The inaction by the legislature will have a devastating impact on schools in Maryland. We work in a school that has made enormous strides, both measurable and immeasurable, in the past decade. This progress is largely the result of the leadership and dedication of administrators and teachers who chose to return to a needy school after dedicating their lives to education.

The presence of these knowledgeable and experienced people has undoubtedly made an enormous difference in the success of our school.

Politicians across Maryland consistently give lip service to their dedication to education; it is time to see some action that supports their rhetoric.

Cheryl Lambert

Mary Brock


The writers are teachers at Kenwood High School.

Thanks to The Sun's muckraking reporting on the state's retire-rehire teaching program, Kenwood High School, a school in Essex that has made tremendous strides under the leadership of its rehired-retired principal, Diane Goldian, not only will lose Ms. Goldian, but also will likely lose its mentor teachers as well as science and history teachers.

In my book, targeting education programs that help challenged communities is a social evil. The Sun has done a tremendous disservice to the children of Maryland with its misguided reporting.

It is a shame that the General Assembly felt it had to bow to The Sun's agenda.

Cathy Brennan


Ousting rehirees will hurt students

When The Sun was busy bashing the retire-rehire teaching program, it should have taken the time to have gotten all the facts. Now, as The Sun has reported, as many as 1,000 experienced teachers and administrators are about to lose their jobs ("Maryland's use of retired teachers nears an end," April 14).

The students and less-experienced teachers will be those who suffer as the expertise of those veterans will no longer be available. Those who had been rehired did not choose to do so strictly because of the money; they are dedicated educators who truly care about the students.

Those politicians we elected were unable to make a decision on the program. Come this November, we voters should remember those who are so indecisive.

Ann Cymek

Bel Air

Localities get blame for added tax burden

The Sun was right on point in its editorial "Accounting tricks" (April 13). Local governments bear the brunt of the blame from citizens for raising taxes.

Often, though, this is misplaced blame, as counties must continue to operate essential services while facing massive funding cuts from state and federal government. The "shift and shaft" game occurs not only in Maryland but all over the country.

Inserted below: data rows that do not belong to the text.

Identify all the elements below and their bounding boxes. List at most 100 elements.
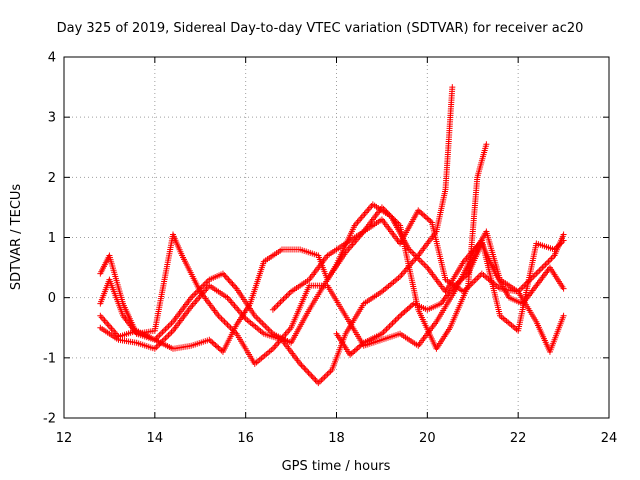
data-point (191, 291, 198, 298)
data-point (474, 275, 481, 282)
data-point (546, 257, 553, 264)
data-point (157, 330, 164, 337)
data-point (350, 349, 357, 356)
data-point (256, 317, 263, 324)
data-point (192, 290, 199, 297)
data-point (274, 302, 281, 309)
data-point (166, 330, 173, 337)
data-point (297, 360, 304, 367)
data-point (416, 257, 423, 264)
data-point (265, 326, 272, 333)
data-point (216, 346, 223, 353)
data-point (224, 275, 231, 282)
series-track-5 (269, 141, 490, 352)
data-point (207, 338, 214, 345)
data-point (322, 372, 329, 379)
x-axis-label: GPS time / hours (282, 459, 391, 474)
data-point (153, 344, 160, 351)
y-tick-label: -2 (43, 412, 56, 427)
data-point (406, 304, 413, 311)
data-point (311, 375, 318, 382)
x-tick-label: 16 (237, 431, 254, 446)
y-tick-label: 2 (48, 171, 56, 186)
data-point (189, 293, 196, 300)
data-point (418, 258, 425, 265)
data-point (391, 318, 398, 325)
data-point (272, 303, 279, 310)
x-tick-label: 22 (510, 431, 527, 446)
data-point (543, 260, 550, 267)
data-point (160, 327, 167, 334)
data-point (253, 314, 260, 321)
data-point (225, 276, 232, 283)
data-point (424, 215, 431, 222)
data-point (286, 290, 293, 297)
data-point (418, 210, 425, 217)
data-point (165, 323, 172, 330)
data-point (398, 311, 405, 318)
data-point (308, 372, 315, 379)
data-point (302, 366, 309, 373)
data-point (388, 321, 394, 328)
data-point (539, 264, 546, 271)
data-point (215, 344, 222, 351)
data-point (221, 318, 228, 325)
data-point (168, 320, 175, 327)
y-tick-label: 0 (48, 291, 56, 306)
data-point (560, 231, 567, 238)
data-point (254, 315, 261, 322)
data-point (469, 279, 476, 286)
data-point (471, 278, 478, 285)
data-point (419, 211, 426, 218)
data-point (309, 374, 316, 381)
data-point (168, 329, 175, 336)
data-point (280, 296, 287, 303)
data-point (560, 237, 567, 244)
data-point (324, 371, 331, 378)
data-point (163, 324, 170, 331)
data-point (548, 255, 555, 262)
y-tick-label: 1 (48, 231, 56, 246)
data-point (166, 321, 173, 328)
series-track-1 (97, 84, 456, 387)
data-point (315, 380, 322, 387)
data-point (163, 333, 170, 340)
data-point (540, 263, 547, 270)
data-point (404, 306, 411, 313)
data-point (383, 326, 390, 333)
y-axis-label: SDTVAR / TECUs (9, 184, 24, 291)
data-point (536, 267, 543, 274)
data-point (422, 214, 429, 221)
data-point (216, 314, 223, 321)
data-point (400, 310, 407, 317)
data-point (472, 276, 479, 283)
data-point (283, 293, 290, 300)
data-point (301, 365, 308, 372)
data-point (298, 362, 305, 369)
data-point (325, 369, 332, 376)
data-point (226, 278, 233, 285)
data-point (285, 291, 292, 298)
data-point (537, 266, 544, 273)
data-point (221, 272, 228, 279)
series-track-6 (333, 240, 567, 358)
data-point (386, 323, 393, 330)
data-point (533, 270, 540, 277)
data-point (219, 317, 226, 324)
data-point (425, 216, 432, 223)
data-point (279, 297, 285, 304)
data-point (277, 299, 284, 306)
x-tick-label: 18 (328, 431, 345, 446)
data-point (159, 329, 166, 336)
data-point (259, 320, 266, 327)
x-tick-label: 14 (147, 431, 164, 446)
data-point (312, 377, 319, 384)
data-point (275, 300, 282, 307)
data-point (257, 318, 264, 325)
data-point (213, 343, 220, 350)
data-point (306, 371, 313, 378)
data-point (305, 369, 312, 376)
data-point (381, 327, 388, 334)
data-point (210, 340, 217, 347)
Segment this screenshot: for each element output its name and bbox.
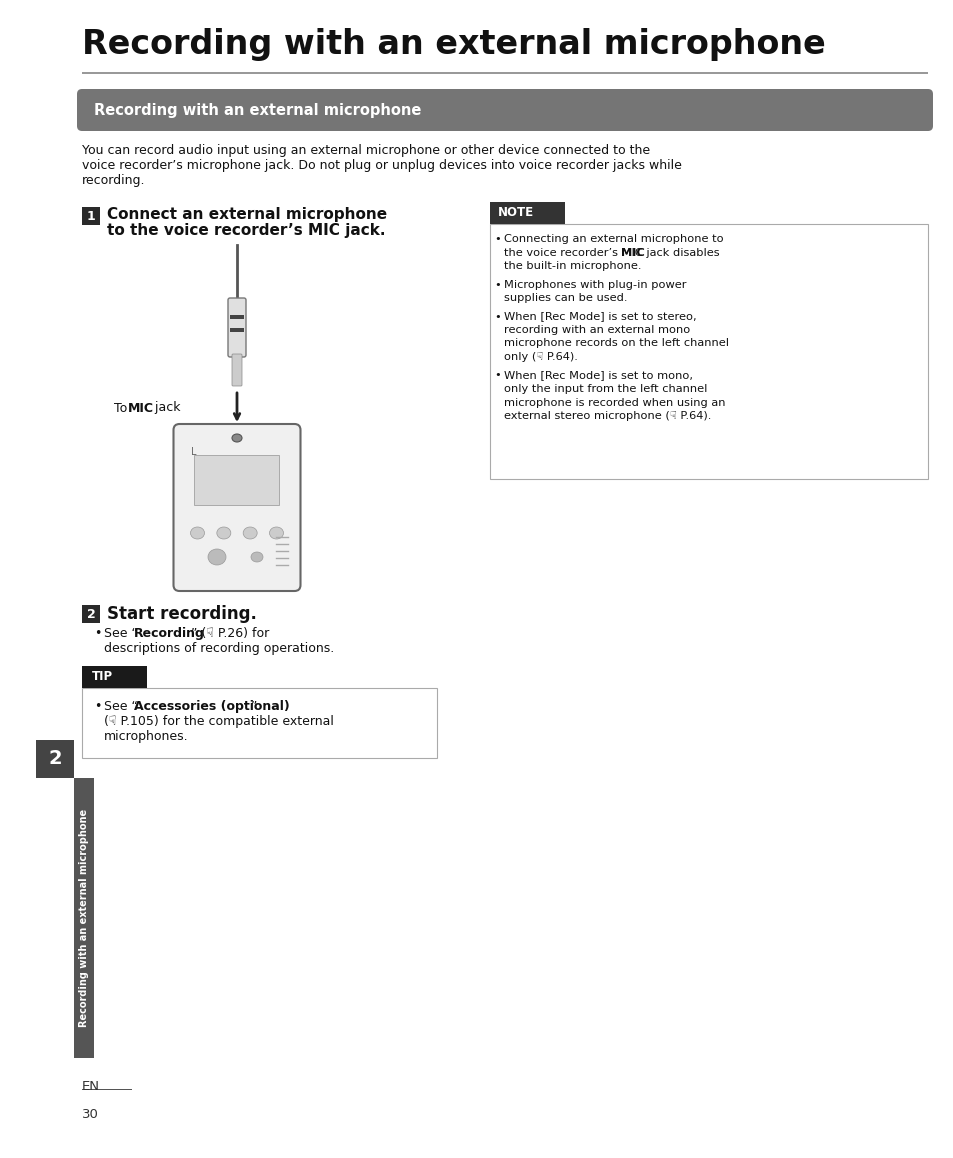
Bar — [490, 201, 564, 223]
Text: ” (☟ P.26) for: ” (☟ P.26) for — [191, 626, 269, 640]
Text: Recording with an external microphone: Recording with an external microphone — [79, 809, 89, 1027]
Text: Connecting an external microphone to: Connecting an external microphone to — [503, 234, 723, 244]
Text: MIC: MIC — [620, 248, 644, 257]
Text: Accessories (optional): Accessories (optional) — [133, 699, 290, 713]
Text: Recording with an external microphone: Recording with an external microphone — [82, 28, 825, 61]
Text: EN: EN — [82, 1080, 100, 1093]
Text: recording with an external mono: recording with an external mono — [503, 325, 690, 335]
Text: to the voice recorder’s MIC jack.: to the voice recorder’s MIC jack. — [107, 223, 385, 239]
Text: 2: 2 — [49, 749, 62, 769]
Text: MIC: MIC — [128, 402, 153, 415]
Text: •: • — [94, 699, 101, 713]
Bar — [82, 666, 147, 688]
Bar — [230, 328, 244, 332]
Text: Recording with an external microphone: Recording with an external microphone — [94, 103, 421, 117]
Text: You can record audio input using an external microphone or other device connecte: You can record audio input using an exte… — [82, 144, 649, 157]
Text: recording.: recording. — [82, 174, 146, 186]
Text: Start recording.: Start recording. — [107, 604, 256, 623]
Bar — [82, 1089, 132, 1090]
Text: TIP: TIP — [91, 670, 113, 683]
Bar — [230, 315, 244, 320]
Text: NOTE: NOTE — [497, 206, 534, 220]
FancyBboxPatch shape — [173, 424, 300, 591]
Text: When [Rec Mode] is set to stereo,: When [Rec Mode] is set to stereo, — [503, 312, 696, 322]
Text: 2: 2 — [87, 608, 95, 621]
Ellipse shape — [251, 552, 263, 562]
Text: See “: See “ — [104, 699, 138, 713]
Bar — [82, 72, 927, 74]
Text: Microphones with plug-in power: Microphones with plug-in power — [503, 279, 686, 290]
Text: only the input from the left channel: only the input from the left channel — [503, 384, 706, 394]
Text: Connect an external microphone: Connect an external microphone — [107, 207, 387, 222]
Text: ”: ” — [251, 699, 257, 713]
Text: Recording: Recording — [133, 626, 205, 640]
Text: microphone records on the left channel: microphone records on the left channel — [503, 338, 728, 349]
Text: 1: 1 — [87, 210, 95, 222]
Text: See “: See “ — [104, 626, 138, 640]
Bar — [194, 455, 279, 505]
Bar — [36, 740, 74, 778]
Text: •: • — [494, 312, 500, 322]
Text: descriptions of recording operations.: descriptions of recording operations. — [104, 642, 334, 655]
Bar — [490, 223, 927, 479]
Ellipse shape — [191, 527, 204, 538]
Ellipse shape — [232, 434, 242, 442]
Text: (☟ P.105) for the compatible external: (☟ P.105) for the compatible external — [104, 714, 334, 728]
Text: the voice recorder’s MIC jack disables: the voice recorder’s MIC jack disables — [503, 248, 719, 257]
Ellipse shape — [216, 527, 231, 538]
FancyBboxPatch shape — [77, 89, 932, 131]
Text: To: To — [113, 402, 132, 415]
Text: •: • — [94, 626, 101, 640]
Text: supplies can be used.: supplies can be used. — [503, 293, 627, 303]
Text: L: L — [192, 447, 196, 457]
Text: 30: 30 — [82, 1108, 99, 1121]
Bar — [74, 778, 94, 1058]
Text: microphone is recorded when using an: microphone is recorded when using an — [503, 397, 724, 408]
Text: voice recorder’s microphone jack. Do not plug or unplug devices into voice recor: voice recorder’s microphone jack. Do not… — [82, 159, 681, 173]
Ellipse shape — [269, 527, 283, 538]
Text: external stereo microphone (☟ P.64).: external stereo microphone (☟ P.64). — [503, 411, 711, 422]
Text: jack: jack — [151, 402, 180, 415]
Text: When [Rec Mode] is set to mono,: When [Rec Mode] is set to mono, — [503, 371, 692, 381]
Ellipse shape — [243, 527, 257, 538]
Text: microphones.: microphones. — [104, 730, 189, 743]
Text: •: • — [494, 234, 500, 244]
FancyBboxPatch shape — [232, 354, 242, 386]
Bar — [82, 604, 100, 623]
Text: •: • — [494, 279, 500, 290]
Bar — [82, 688, 436, 758]
FancyBboxPatch shape — [228, 298, 246, 357]
Text: •: • — [494, 371, 500, 381]
Ellipse shape — [208, 549, 226, 565]
Bar — [82, 207, 100, 225]
Text: the built-in microphone.: the built-in microphone. — [503, 261, 640, 271]
Text: only (☟ P.64).: only (☟ P.64). — [503, 352, 578, 362]
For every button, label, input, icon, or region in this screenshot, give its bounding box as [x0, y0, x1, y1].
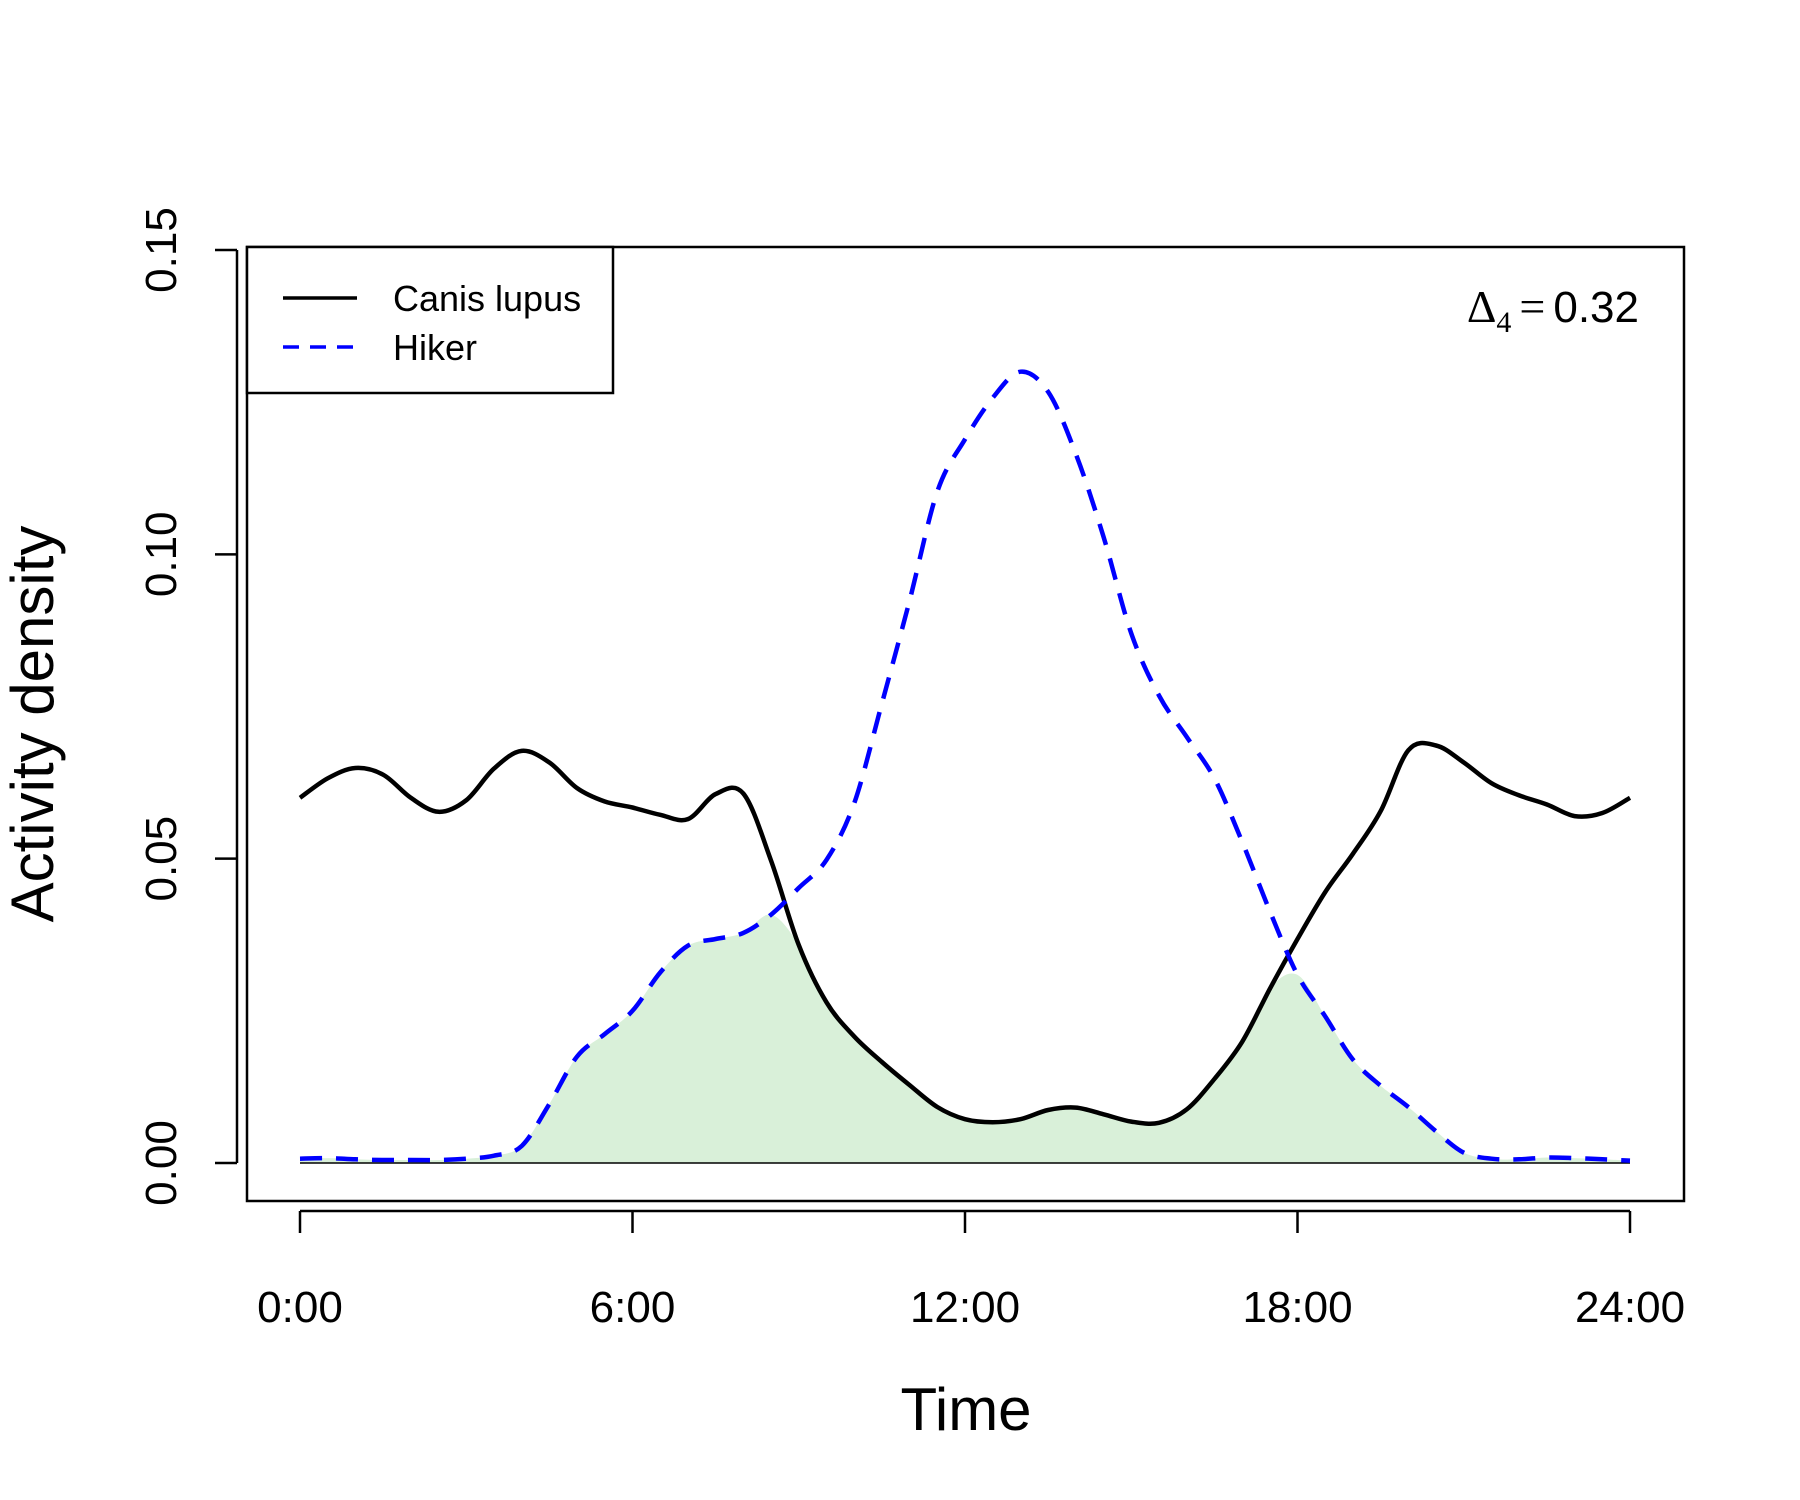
- y-tick-label: 0.10: [137, 511, 186, 597]
- y-tick-label: 0.15: [137, 207, 186, 293]
- overlap-area-layer: [300, 914, 1630, 1164]
- series-layer: [298, 369, 1632, 1163]
- legend-label-canis-lupus: Canis lupus: [393, 278, 581, 319]
- y-tick-label: 0.05: [137, 816, 186, 902]
- overlap-coefficient-annotation: Δ4 = 0.32: [1467, 281, 1639, 339]
- legend-label-hiker: Hiker: [393, 327, 477, 368]
- y-axis-title: Activity density: [0, 526, 66, 923]
- x-tick-label: 6:00: [590, 1283, 676, 1332]
- legend: Canis lupus Hiker: [245, 245, 615, 395]
- x-axis-title: Time: [900, 1376, 1031, 1443]
- x-tick-label: 12:00: [910, 1283, 1020, 1332]
- x-tick-label: 18:00: [1242, 1283, 1352, 1332]
- x-axis: 0:00 6:00 12:00 18:00 24:00: [257, 1209, 1685, 1332]
- series-line-hiker: [299, 369, 1631, 1163]
- series-line-canis-lupus: [298, 740, 1632, 1126]
- overlap-coefficient-label: Δ4 = 0.32: [1467, 281, 1639, 339]
- overlap-area: [300, 914, 1630, 1163]
- y-tick-label: 0.00: [137, 1120, 186, 1206]
- legend-box: [245, 245, 615, 395]
- plot-border: [245, 245, 1686, 1203]
- x-tick-label: 0:00: [257, 1283, 343, 1332]
- y-axis: 0.00 0.05 0.10 0.15: [137, 207, 239, 1206]
- x-tick-label: 24:00: [1575, 1283, 1685, 1332]
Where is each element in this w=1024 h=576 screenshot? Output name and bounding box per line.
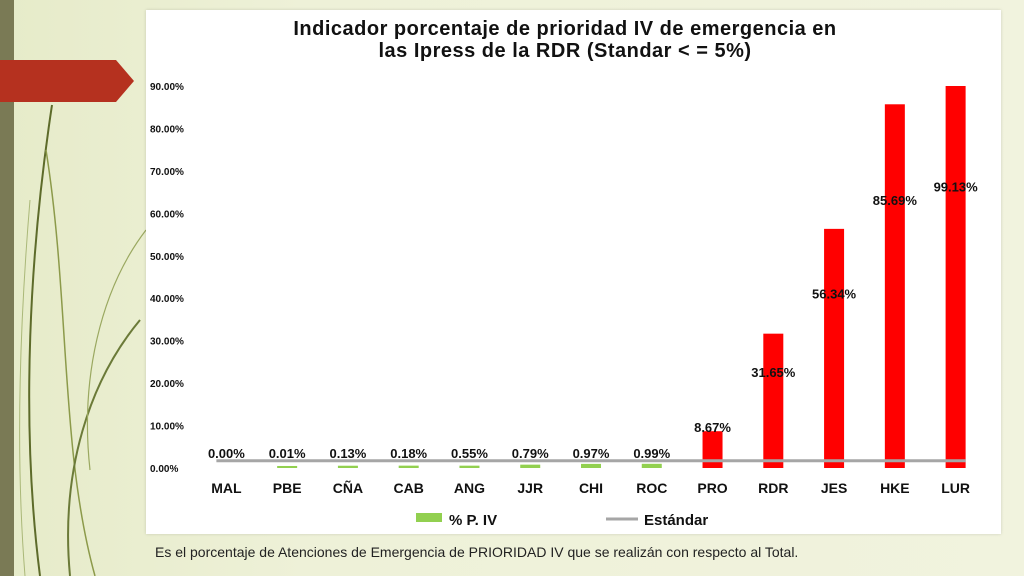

Until the federal and state governments are honest with the American people about why their local property taxes are continually rising, local governments will continue to be unfairly blamed.

Karen M. Miller

Columbia, Mo.

The writer is president of the National Association of Counties.

Stay course in Iraq for the long haul

As Iraq spirals into a guerrilla war (regardless of what semantic spin we give events there), we continue to tout the June 30 handoff of sovereignty to an Iraqi authority.

Are we not being overly optimistic - or naive - amid this rush to nation-building?

The reality is (and this will remain the case after June 30) that the rivalries between the competing Iraqi factions (Sunnis, Shiites, Kurds) will still sunder whatever "government" we install on that date.

We cannot ensure security - or popular acceptance of the new regime - merely by putting an Iraqi face on the new ruling authority. Our "boots on the ground" still will be needed for untold years to put out the fires of rebellion.

This is not about re-electing the president. We have a war in Iraq we must win.

Iraq may yet become another Vietnam - if we allow it to do so through a lack of national resolve.

Joe Hammell

Waynesboro, Pa.

9/11 panel squabbles while al-Qaida plots

While the Republicans and Democrats are busy blaming each other for Sept. 11, 2001, al-Qaida continues to quietly plan its next spectacular attack on the United States.

What's wrong with this picture?

Thaddeus Paulhamus


Cruelty to animals leads to other abuse

Regarding the reward mentioned in the article "$3,200 reward announced in deaths of three dogs" (April 15), perhaps a clarification is needed for the writer of the letter "Reward in dog case is a waste of money" (April 19).

The reward funds did not come from the animal control budget, but from private humane groups pitching in to help animal control with the investigation.